WO: Haha. At the same time, there’s the recognition…it’s cool and great to hear you say that it’s possible for somebody to do something that could–to use your words–make the world better, because that’s an active countering of your looking at actions as potentially futile. So I would say go with the latter thought rather than the former thought.

BE: You know, I recently read this book by the Scottish psychiatrist, R.D. Lainge called “The Self and Others.” Have you ever heard of him?

WO: I don’t think I ever had before.

BE: He’s an interesting guy. If you Google Image search him, he kind of has some sinister pictures of him online. In his book, he relates this anecdote of an old man, who, thinking back realizes that in all stages of his life he was acting in line with expectation. When he was a boy, he was never really a boy, just playing at what he thought it meant to be a boy, the same when he was a teenager, the same when he was an adult. Finally, in his old age he resolves himself to stop acting and just live by intuition. Shortly thereafter he’s deemed crazy by his family and the people who know him. When I’m talking about awareness and whatnot, I suppose I’m speaking to this, too. Do you think there are a lot of people playing to convention, you know, what they think being an adult means rather than experiencing the world without any expectation, judgment, or idea of who they’re supposed to be?
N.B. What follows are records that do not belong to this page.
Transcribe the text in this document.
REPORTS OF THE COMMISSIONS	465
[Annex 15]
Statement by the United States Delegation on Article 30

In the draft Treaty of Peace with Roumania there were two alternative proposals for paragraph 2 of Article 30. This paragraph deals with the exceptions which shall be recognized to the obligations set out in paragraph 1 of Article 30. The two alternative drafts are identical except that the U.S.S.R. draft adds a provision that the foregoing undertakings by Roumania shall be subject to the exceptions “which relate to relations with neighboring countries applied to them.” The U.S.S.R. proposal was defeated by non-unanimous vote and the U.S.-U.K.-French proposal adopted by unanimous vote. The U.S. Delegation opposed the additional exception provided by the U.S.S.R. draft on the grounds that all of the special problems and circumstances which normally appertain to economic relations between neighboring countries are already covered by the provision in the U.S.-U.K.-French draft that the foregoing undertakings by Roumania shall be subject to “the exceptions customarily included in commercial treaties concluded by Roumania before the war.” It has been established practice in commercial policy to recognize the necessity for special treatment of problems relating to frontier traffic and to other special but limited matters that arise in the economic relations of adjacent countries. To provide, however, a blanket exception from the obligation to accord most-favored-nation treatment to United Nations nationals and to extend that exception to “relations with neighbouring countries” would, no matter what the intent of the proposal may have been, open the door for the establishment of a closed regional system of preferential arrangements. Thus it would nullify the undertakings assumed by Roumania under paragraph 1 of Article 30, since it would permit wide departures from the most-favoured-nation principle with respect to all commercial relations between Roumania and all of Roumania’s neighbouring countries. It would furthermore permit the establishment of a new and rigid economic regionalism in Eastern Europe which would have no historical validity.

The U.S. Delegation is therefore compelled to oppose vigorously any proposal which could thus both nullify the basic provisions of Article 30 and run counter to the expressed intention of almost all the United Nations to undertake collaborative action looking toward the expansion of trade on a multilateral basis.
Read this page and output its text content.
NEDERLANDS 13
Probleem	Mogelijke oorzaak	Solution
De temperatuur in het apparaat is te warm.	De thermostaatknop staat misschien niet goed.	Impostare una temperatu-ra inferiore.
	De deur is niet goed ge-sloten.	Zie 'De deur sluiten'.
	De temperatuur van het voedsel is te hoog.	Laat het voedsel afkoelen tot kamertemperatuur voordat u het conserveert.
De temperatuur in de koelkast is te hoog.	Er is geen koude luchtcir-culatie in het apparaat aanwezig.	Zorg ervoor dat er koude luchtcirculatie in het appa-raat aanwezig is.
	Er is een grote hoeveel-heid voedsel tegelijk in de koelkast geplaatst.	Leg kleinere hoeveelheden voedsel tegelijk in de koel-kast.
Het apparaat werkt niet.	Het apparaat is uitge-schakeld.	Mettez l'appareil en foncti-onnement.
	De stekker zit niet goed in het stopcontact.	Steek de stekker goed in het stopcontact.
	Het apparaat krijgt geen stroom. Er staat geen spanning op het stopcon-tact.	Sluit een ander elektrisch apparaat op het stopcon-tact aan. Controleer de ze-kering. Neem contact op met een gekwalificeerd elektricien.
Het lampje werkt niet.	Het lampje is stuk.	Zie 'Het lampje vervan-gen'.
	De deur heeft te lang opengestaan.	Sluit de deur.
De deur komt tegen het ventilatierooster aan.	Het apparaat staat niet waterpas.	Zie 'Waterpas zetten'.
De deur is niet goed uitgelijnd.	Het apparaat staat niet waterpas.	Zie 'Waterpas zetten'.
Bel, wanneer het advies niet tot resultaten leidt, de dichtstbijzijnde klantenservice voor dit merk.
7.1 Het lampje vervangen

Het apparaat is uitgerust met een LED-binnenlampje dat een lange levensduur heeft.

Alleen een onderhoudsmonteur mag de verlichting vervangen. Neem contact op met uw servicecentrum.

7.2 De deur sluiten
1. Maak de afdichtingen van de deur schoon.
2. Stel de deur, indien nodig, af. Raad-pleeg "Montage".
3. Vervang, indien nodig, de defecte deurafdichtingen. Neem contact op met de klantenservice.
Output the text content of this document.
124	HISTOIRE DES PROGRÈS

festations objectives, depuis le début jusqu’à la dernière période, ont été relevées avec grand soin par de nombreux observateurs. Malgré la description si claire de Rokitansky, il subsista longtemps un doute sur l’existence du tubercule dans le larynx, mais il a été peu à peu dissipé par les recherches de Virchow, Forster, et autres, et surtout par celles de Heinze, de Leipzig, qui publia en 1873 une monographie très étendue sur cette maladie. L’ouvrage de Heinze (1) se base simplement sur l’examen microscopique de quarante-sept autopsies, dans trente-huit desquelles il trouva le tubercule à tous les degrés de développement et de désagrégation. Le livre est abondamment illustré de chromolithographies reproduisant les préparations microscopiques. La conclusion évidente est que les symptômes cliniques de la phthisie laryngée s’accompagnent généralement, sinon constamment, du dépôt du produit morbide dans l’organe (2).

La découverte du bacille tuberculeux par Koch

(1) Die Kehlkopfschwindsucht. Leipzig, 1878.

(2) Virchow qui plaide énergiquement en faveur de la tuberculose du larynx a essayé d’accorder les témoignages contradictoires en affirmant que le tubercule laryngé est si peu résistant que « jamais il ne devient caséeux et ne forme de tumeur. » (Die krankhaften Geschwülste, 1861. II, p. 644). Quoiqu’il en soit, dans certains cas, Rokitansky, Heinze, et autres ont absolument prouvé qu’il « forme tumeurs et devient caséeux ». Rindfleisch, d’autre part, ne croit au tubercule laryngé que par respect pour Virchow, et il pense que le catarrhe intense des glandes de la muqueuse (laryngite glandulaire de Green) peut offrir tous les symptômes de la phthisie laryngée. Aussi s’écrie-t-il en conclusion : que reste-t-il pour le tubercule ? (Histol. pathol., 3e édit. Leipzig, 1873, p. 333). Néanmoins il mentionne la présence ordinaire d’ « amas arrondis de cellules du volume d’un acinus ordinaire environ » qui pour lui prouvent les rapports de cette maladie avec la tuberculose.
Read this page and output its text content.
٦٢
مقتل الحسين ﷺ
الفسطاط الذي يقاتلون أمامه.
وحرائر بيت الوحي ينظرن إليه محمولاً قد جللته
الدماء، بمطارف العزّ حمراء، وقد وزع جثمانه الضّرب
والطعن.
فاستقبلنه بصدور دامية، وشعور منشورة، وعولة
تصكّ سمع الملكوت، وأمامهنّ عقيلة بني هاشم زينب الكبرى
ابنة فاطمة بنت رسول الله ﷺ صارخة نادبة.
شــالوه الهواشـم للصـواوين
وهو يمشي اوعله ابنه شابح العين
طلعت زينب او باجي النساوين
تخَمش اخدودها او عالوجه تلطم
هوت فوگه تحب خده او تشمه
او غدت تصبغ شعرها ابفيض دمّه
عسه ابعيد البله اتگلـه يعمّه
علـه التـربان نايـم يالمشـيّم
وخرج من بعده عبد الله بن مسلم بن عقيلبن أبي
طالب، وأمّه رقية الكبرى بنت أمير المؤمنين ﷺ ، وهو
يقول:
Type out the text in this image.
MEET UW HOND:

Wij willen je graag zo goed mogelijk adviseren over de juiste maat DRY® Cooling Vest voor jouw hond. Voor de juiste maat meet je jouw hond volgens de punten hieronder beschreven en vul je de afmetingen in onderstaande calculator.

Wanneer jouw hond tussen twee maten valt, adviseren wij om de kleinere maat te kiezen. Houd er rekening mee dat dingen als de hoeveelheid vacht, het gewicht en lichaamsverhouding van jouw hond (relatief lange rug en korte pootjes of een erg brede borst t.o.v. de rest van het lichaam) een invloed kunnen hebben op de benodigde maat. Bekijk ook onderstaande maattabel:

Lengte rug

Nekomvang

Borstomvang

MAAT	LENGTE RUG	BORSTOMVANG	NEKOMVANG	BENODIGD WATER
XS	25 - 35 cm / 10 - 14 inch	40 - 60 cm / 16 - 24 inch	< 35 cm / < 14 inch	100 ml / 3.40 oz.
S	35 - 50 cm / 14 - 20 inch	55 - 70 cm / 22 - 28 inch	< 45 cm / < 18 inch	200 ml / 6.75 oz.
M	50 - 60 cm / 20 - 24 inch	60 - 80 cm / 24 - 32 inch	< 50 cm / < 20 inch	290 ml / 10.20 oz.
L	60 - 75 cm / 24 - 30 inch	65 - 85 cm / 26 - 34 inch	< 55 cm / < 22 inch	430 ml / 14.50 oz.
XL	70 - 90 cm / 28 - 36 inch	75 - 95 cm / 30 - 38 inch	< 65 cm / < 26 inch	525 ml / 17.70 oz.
WO: I think so, if I understand what you’re saying, I think so. I think that we end up being in a super wealthy and powerful country, and we’re having a conversation that will only be viewed by people who are beneficiaries of wealth and power, so we cannot pretend that we’re including people in this country who aren’t beneficiaries of wealth and power, and those that are–I guess I grew up and you grew up and there’s all this child psychology that’s gone on in the past few decades that encourages people to have maybe an inflated sense of self and maybe a false sense of self-worth and a hyperactive sense of entitlement and I figure the kinds of interactions that occur in social media totally nourish those attitudes and practices so that people effectively don’t become what fifty years ago would’ve been called “adults.” They somewhat behave like that. An older lady was telling me the other day that she felt there’s a responsibility towards keeping up appearances that can lead–if you a are truly responsible older person–to you getting plastic surgery. I think people think, “Well, I need to be this same person that I was when I was 12 when I’m 40, and when I’m 60 my sense of self should never change; I should always be like this isolated force because I was told that I am the most important person and my self worth is one of the most valuable assets that I have.” But it continues to be shocking to me that you can’t walk down the street without seeing educated–or not–but just seeing adults wearing Captain America t-shirts who are willing to engage with you about how great Dr. Strange is as a movie. These are people who are over 21 and who vote. That’s intensely disturbing.

BE: I’m thinking about what you said about the woman who thinks it’s her duty to get plastic surgery…

WO: And thinks it’s YOUR duty when you get to be her age, if you have lines or wrinkles–it’s your duty as well to show little bit of self-respect, she said.

BE: I’m classy as fuck, Bonnie.

WO: Yeah, and it’s my duty as well.

BE: So there’s a line in Jeff Schultz’s essay–which is brilliant by the way, much more articulate than I am–he says, “To be a corporate citizen is to join the ranks of the undead.” Seems to be true.

My friend, thank you for talking with me today.

WO: Thanks, Ben.

Will Oldham is a musician and actor living in Louisville.